Отыскался полновесный ящик без всяких надписей, значит, паковали его дядя с теткой, впихивали без разбору все. Иллюстрированные журналы. Вынес в комнаты, стал перелистывать, как листают в очереди у зубного врача.

Я смотрел картинки. Все больше киножурналы. Фотографии артистов. Конечно, большинство фильмов — итальянские. Уже знакомая шизофреническая идейная раздвоенность, с одной стороны — пропагандистские ленты «Осада Алькасара» и «Летчик Лучано Серра», с другой — ленты с джентльменами в смокингах, капризными дамами в пышных пеньюарах и в роскошных интерьерах, с белыми телефонами у взбитых постелей, в те годы, когда, я думаю, у нормальных людей телефоны были черные и висели в коридоре на стене.

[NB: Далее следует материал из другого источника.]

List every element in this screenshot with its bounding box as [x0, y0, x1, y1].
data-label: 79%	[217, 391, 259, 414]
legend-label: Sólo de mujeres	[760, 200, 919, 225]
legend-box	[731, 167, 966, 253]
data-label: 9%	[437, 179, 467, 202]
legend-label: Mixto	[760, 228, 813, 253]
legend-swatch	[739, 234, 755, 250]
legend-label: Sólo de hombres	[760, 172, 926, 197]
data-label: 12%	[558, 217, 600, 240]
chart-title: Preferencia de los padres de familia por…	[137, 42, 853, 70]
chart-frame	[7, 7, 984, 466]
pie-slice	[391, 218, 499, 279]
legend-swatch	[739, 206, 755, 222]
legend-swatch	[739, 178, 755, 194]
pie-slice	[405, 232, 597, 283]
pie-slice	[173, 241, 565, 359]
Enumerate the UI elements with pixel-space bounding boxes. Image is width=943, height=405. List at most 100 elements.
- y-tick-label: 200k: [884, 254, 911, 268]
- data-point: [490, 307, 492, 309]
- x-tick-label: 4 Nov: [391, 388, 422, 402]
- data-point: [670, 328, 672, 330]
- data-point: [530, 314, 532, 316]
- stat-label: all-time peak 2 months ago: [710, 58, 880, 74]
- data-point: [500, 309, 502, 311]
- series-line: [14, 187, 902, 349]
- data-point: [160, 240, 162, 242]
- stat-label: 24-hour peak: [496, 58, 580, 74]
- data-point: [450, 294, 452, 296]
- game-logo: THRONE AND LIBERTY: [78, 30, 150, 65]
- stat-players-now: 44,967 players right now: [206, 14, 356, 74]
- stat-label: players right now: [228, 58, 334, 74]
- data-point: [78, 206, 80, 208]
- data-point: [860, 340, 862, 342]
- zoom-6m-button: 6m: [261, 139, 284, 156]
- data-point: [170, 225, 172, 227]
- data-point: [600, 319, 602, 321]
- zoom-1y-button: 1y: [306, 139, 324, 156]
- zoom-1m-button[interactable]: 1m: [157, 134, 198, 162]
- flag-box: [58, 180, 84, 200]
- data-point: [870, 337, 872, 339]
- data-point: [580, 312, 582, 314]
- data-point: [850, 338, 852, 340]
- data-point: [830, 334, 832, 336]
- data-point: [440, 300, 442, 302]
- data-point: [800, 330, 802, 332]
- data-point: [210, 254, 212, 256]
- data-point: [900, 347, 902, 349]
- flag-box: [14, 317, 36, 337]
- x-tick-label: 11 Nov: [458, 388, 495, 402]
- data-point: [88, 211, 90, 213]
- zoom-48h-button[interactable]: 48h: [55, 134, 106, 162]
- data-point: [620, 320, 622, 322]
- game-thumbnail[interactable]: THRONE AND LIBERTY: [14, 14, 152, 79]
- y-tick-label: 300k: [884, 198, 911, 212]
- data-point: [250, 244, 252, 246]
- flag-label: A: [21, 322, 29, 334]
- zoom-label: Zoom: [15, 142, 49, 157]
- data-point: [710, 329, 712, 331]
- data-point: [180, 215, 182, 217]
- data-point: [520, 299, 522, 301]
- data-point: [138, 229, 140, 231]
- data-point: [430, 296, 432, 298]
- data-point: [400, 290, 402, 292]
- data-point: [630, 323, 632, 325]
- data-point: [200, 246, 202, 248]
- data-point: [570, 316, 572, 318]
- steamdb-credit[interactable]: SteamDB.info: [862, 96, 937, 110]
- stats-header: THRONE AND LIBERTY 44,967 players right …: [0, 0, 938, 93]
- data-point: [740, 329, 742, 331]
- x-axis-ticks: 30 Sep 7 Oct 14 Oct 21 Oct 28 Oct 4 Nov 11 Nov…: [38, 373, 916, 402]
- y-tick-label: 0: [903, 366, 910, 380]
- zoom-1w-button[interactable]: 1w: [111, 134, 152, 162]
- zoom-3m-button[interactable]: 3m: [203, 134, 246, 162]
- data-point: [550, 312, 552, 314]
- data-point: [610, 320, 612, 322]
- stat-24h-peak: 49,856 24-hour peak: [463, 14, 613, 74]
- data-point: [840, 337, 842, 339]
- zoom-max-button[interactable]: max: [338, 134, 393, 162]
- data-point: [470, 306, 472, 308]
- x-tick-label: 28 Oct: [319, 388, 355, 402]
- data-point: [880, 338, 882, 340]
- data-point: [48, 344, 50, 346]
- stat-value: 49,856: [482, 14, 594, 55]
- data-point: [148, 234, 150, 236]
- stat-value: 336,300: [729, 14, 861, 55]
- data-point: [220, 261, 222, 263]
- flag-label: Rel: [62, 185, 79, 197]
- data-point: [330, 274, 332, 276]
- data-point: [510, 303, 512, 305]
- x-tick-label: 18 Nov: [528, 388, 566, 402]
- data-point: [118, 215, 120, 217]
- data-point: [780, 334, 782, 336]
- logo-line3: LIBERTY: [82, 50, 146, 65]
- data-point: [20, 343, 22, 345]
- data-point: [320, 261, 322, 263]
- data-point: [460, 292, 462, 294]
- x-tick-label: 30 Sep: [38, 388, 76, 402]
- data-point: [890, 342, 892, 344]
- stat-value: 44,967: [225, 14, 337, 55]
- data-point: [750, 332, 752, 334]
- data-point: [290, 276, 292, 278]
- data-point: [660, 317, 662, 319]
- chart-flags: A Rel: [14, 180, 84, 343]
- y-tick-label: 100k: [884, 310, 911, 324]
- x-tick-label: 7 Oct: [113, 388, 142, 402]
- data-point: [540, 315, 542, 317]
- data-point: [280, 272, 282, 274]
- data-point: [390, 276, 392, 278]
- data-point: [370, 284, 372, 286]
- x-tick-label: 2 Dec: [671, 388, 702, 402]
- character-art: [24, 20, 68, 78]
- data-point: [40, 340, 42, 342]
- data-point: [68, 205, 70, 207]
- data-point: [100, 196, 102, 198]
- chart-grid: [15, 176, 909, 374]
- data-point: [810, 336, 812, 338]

В журналах были кадры зарубежных кинолент. Какое-то слабенькое пламя шевельнулось в душе, когда я увидел чувственные лица Цары Леандер[289] и Кристины Сёдербаум[290] в «Золотом городе».

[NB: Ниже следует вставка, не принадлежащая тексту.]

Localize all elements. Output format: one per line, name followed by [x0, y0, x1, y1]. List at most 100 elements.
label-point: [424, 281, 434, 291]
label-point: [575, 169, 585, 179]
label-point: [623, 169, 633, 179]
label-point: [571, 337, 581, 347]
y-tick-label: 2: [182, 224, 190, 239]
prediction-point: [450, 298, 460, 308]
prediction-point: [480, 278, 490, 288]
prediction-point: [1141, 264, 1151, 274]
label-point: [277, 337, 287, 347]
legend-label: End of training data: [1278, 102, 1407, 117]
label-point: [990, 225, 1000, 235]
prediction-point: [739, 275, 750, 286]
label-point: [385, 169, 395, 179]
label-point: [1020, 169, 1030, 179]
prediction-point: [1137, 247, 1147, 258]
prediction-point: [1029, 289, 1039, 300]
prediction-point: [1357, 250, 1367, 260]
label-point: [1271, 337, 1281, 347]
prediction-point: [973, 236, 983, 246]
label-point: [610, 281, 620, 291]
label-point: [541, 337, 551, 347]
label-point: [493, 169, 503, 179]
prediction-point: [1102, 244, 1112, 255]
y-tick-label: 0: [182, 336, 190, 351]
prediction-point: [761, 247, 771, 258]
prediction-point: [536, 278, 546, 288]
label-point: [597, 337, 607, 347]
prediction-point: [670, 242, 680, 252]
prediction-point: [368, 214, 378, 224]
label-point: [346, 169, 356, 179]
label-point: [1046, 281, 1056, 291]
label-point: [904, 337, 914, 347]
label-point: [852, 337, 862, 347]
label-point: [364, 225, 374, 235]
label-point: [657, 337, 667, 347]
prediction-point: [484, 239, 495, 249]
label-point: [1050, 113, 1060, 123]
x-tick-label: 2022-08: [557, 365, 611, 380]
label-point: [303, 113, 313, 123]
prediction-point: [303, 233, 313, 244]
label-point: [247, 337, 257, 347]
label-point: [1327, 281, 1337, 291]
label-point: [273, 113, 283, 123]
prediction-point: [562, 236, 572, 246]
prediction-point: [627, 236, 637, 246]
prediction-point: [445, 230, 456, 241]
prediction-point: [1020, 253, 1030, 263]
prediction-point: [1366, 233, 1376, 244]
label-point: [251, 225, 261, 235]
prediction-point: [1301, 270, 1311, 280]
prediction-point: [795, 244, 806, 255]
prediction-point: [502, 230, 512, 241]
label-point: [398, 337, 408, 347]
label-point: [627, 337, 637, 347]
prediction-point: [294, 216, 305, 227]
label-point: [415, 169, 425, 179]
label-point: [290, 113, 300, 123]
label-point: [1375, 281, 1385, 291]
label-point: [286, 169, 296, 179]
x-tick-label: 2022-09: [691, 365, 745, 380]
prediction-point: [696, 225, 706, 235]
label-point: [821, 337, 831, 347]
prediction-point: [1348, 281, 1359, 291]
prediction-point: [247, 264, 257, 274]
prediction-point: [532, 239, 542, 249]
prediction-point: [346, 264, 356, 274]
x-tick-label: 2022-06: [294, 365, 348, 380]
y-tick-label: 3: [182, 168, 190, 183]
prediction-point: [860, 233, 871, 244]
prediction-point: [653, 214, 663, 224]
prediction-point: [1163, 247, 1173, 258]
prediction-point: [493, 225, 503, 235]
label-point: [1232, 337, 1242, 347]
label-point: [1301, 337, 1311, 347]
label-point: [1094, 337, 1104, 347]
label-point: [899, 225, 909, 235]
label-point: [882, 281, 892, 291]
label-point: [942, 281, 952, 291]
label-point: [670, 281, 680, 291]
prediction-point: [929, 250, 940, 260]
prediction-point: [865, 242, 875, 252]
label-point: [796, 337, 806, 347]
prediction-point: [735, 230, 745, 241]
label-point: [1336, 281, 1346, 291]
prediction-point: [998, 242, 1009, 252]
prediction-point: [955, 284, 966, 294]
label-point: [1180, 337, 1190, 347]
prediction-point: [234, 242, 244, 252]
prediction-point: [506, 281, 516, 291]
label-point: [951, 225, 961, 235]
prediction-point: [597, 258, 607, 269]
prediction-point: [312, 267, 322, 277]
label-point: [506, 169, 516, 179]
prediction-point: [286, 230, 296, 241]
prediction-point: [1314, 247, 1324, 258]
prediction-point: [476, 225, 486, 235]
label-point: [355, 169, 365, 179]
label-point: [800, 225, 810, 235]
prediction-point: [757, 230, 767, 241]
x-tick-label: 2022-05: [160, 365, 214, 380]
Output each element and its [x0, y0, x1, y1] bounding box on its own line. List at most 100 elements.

Наконец, эти журналы изобиловали снимками Фреда Астера и Джинджер Роджерс,[291] порхавших подобно бабочкам, и Джона Уэйна в «Дилижансе».[292] Я запустил аппарат, который привык уже считать своим радио, лицемерно закрыв глаза на то обстоятельство, что за него трудился граммофон, и выбрал среди пластинок самые, по-моему, подходящие. Господи милостивый! Что я обнаружил! Фред Астер танцевал и целовался с Джинджер Роджерс, и в то же самое время мелодии из репертуара Длсинджер и Фреда играл оркестр Пиппо Барциццы, и эти мелодии запомнил даже я, поскольку они являют собой часть общеитальянского музыкального ликбеза. Настоящий джаз, лишь слегка итальянизированный. Пластинка «Тишина» («Serenita») на самом деле являла собой переделку «Mood Indigo». Другая пластинка называлась «В стиле»… Понятно, это потому, что по-английски «In the Mood». Пластинка «Печали святого Людовика». Интересно, его следовало понимать как Людовика Девятого? Или св. Луиджи (Алоизиуса) Гонзага? Это оказался «Сент-Луис-блюз». Слов нигде не было, за исключением довольно топорных куплетов о «Печалях святого Людовика». Переделыватели явно пытались закамуфлировать тот факт, что исполняемые ими мелодии поступали из неарийских источников.